Quand la pétanque révèle un nouvel abus de position dominante : l’imposition des prix de revente !
L’Autorité de la concurrence a condamné la société Obut, leader français du marché de la fabrication de boules de pétanque de compétition, à une amende de 320 000 euros pour abus de position dominante (décision 17-D-02 du 10 février 2017).
Cette décision appelle deux remarques de notre part.
En premier lieu, il convient de relever que cette décision est une transaction fondée sur l’article L.464-2 III du Code de commerce tel que modifié par la loi dite « Macron » du 6 août 2015. Pour rappel, cet article avait été modifié afin de corriger le manque de prévisibilité de la procédure de non-contestation des griefs concernant le montant de l’amende encourue par l’entreprise mise en cause. Ainsi, alors que le texte prévoyait autrefois que « le montant maximum de la sanction sera réduit de moitié », il indique désormais la possibilité pour le rapporteur général de soumettre à l’entreprise « une proposition de transaction fixant le montant minimal et le montant maximal de la sanction pécuniaire ». Ainsi, avant qu’elle accepte ou non une proposition de transaction, une fourchette de sanction est présentée à l’entreprise mise en cause.
Il semble qu’ainsi modifiée cette procédure soit satisfaisante. En effet, depuis la première décision rendue sur ce fondement le 26 janvier 2017 (décision n°17-D-01), les trois décisions de sanction de pratiques anticoncurrentielles ont toutes été rendues à l’issue d’une procédure de transaction.
Par ailleurs, on peut relever que conformément à l’article L.464-2, III qui impose à l’entreprise concernée de « s’engager à modifier son comportement », Obut s’est engagée, de manière classique, à mettre en place un programme de conformité au droit de la concurrence d’une durée de cinq ans.
En second lieu, cette décision présente surtout l’intérêt de sanctionner une pratique de prix imposés sur le fondement des abus de position dominante (article L.420-2 du Code de commerce et 102 du traité sur le fonctionnement de l’Union européenne). En effet, classiquement, la pratique consistant à déterminer le prix de revente de son acheteur est sanctionnée sur le fondement de l’interdiction des ententes anticoncurrentielles (article L.420-1 du Code de commerce et 101§1 du traité sur le fonctionnement de l’Union européenne) conformément au règlement 330/2010 du 20 avril 2010 qui compte parmi les restrictions faisant perdre le bénéfice de l’exemption le fait de « restreindre la capacité de l’acheteur de déterminer son prix de vente, sans préjudice de la possibilité pour le fournisseur d’imposer un prix de vente maximal ou de recommander un prix de vente, à condition que ces derniers n’équivaillent pas à un prix de vente fixe ou minimal sous l’effet de pressions exercées ou d’incitations par l’une des parties » (article 4 du règlement).
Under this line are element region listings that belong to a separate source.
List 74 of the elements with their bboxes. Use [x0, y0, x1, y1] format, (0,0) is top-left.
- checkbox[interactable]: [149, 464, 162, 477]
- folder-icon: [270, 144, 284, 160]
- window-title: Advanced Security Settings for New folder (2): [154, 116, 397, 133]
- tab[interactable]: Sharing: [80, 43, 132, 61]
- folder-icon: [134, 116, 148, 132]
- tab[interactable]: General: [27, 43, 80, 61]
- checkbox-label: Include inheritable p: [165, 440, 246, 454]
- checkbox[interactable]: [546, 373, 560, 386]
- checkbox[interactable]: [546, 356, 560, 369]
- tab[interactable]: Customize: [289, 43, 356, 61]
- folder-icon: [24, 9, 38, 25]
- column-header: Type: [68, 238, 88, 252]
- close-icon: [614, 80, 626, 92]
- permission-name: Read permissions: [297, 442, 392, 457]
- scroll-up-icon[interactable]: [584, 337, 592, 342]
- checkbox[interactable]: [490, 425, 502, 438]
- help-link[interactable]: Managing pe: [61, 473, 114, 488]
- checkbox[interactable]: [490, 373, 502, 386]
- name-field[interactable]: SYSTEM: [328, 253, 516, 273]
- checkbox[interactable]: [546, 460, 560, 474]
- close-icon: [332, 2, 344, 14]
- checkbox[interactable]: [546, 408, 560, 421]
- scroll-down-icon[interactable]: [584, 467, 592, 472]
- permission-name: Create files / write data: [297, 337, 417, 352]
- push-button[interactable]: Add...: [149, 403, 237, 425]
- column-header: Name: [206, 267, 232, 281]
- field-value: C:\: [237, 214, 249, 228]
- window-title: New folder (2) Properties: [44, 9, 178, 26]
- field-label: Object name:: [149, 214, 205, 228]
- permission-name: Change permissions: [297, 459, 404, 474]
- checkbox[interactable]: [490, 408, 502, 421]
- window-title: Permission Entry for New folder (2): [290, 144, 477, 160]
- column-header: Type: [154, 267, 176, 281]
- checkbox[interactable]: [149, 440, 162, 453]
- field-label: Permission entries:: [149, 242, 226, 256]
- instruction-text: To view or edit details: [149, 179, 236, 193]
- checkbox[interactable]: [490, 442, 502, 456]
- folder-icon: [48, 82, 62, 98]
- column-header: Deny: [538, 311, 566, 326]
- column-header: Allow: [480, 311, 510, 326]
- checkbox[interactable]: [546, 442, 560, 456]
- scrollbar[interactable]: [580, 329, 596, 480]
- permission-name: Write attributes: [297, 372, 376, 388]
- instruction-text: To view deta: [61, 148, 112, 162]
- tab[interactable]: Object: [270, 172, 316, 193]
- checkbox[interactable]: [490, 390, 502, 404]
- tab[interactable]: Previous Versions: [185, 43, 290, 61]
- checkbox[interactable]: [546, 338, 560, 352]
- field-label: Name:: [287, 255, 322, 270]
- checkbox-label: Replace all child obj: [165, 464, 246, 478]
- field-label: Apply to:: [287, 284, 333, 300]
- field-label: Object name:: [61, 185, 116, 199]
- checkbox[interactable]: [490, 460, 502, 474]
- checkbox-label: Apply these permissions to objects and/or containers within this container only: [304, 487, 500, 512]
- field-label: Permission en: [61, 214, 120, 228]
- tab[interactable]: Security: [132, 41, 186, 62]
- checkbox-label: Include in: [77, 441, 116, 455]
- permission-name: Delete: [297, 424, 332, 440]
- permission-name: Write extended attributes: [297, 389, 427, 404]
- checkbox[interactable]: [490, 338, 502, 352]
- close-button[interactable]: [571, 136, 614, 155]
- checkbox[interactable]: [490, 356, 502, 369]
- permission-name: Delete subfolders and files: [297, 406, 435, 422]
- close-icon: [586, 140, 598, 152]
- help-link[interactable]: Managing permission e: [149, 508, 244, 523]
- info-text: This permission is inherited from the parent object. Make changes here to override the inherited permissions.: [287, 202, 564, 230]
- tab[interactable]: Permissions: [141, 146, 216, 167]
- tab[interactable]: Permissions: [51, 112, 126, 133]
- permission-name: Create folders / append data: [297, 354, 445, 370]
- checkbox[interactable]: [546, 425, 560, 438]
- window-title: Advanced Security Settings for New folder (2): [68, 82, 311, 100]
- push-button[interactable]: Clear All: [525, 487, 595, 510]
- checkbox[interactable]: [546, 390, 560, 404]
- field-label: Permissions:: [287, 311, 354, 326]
Ici, l’Autorité de la concurrence a choisi de sanctionner cette pratique sur le fondement de l’interdiction des abus de position dominante. Cela est d’autant plus surprenant que l’Autorité relève les trois éléments permettant de démontrer un accord de volontés dans le cadre d’une entente sur les prix soit :
- l’évocation entre fournisseurs et distributeurs des prix de revente au public ;
- la mise en place d’une police ou au moins d’une surveillance des prix ; et enfin
- le constat que les prix ont été effectivement appliqués (voir par exemple la décision 17-D-01 du 26 janvier 2017).
Autrement dit, l’Autorité relève les éléments de preuve nécessaires à la qualification d’une entente pour finalement condamner un abus de position dominante.
Si cette qualification est surprenante, elle permet au moins d’exclure d’emblée la responsabilité des distributeurs qui, sur le fondement de l’interdiction des ententes, risquaient théoriquement une sanction.
Auteur
Marine Bonnier, avocat, droit de la concurrence et droit de la distribution.